New accounting standards are being applied by Moody’s to cities. It turns out that the two biggest cities in California — Los Angeles and San Francisco — are way deeper in the hole than previously admitted.
But wait! There’s more!
San Jose will be downgraded. So will Inglewood (“The Hood”). So will Azusa.
The total unfunded liabilities for the state are now over $320 billion. That’s up from $128 billion. In one shot.
Carl Sagan, where are you now that we need you?
I know. On YouTube.
One retiree in the County of Solano pulls in nearly $371,000 a year in retiree pay.
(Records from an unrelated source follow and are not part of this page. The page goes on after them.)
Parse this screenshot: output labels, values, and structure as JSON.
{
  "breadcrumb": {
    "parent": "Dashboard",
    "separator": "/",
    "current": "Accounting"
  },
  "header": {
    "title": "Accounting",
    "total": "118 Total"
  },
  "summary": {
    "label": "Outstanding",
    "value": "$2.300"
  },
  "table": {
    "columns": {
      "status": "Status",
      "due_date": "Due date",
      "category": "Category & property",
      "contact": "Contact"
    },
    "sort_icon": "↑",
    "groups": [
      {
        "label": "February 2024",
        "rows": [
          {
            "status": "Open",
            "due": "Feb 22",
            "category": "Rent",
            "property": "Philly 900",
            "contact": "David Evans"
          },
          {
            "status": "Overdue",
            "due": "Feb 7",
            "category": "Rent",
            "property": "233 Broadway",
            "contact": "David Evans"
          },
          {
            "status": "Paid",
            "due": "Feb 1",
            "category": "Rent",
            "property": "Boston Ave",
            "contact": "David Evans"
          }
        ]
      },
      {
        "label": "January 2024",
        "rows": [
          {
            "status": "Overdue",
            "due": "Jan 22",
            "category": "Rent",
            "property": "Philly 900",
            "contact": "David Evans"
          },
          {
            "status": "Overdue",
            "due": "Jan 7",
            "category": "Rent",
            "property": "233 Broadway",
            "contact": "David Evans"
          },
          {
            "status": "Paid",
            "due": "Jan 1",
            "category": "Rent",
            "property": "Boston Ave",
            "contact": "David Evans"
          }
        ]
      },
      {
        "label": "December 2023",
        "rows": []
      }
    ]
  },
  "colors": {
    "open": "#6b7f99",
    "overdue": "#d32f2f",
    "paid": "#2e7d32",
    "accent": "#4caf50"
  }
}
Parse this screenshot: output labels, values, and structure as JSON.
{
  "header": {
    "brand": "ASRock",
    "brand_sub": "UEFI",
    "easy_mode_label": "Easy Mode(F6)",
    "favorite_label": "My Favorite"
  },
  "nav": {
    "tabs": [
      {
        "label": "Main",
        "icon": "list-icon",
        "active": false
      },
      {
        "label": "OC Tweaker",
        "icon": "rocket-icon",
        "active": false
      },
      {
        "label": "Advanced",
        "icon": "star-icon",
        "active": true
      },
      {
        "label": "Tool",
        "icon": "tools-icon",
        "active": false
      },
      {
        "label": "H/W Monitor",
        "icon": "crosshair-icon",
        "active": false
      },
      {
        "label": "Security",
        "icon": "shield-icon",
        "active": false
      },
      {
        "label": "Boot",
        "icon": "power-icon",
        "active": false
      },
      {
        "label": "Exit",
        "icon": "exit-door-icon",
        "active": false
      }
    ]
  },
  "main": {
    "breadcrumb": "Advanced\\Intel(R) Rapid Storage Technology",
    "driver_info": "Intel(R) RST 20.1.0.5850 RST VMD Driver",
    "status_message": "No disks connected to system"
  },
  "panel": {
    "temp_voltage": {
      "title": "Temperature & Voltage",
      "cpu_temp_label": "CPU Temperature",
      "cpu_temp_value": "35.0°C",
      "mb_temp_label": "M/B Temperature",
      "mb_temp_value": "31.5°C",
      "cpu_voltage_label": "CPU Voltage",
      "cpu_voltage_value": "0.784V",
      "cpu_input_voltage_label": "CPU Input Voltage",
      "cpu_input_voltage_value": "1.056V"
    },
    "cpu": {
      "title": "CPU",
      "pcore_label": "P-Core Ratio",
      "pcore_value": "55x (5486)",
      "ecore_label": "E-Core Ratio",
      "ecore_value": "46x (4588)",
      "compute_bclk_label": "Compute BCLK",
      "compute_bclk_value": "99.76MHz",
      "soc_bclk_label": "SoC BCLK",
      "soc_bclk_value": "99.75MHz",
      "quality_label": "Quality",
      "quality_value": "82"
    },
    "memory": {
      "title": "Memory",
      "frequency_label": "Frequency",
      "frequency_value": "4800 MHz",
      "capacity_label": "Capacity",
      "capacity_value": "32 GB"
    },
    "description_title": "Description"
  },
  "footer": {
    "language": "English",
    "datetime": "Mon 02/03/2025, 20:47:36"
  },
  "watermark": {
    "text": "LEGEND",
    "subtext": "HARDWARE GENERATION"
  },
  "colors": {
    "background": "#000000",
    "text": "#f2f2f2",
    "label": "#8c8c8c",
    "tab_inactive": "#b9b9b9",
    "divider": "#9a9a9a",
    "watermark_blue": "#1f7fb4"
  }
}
Nearly 12,200 government retirees get $100,000 a year, including 94 city retirees in Stockton.
A retired librarian in San Diego somehow gets a $234,000 annual pension. A Newport Beach lifeguard got to retire at age 51 with a $108,000 annual pension plus health-care benefits.
California is not alone.
“By standard accounting methods, some state pension funds will run out of assets within as little as five years,” the Senate report said. “When the states with the worst pension systems come knocking at Washington’s door for a bailout, it will ultimately be taxpayers in more prudent states who will pay for the recklessness of the negligent states.”
The new rules will force states and cities to ‘fess up. But they will force them to change.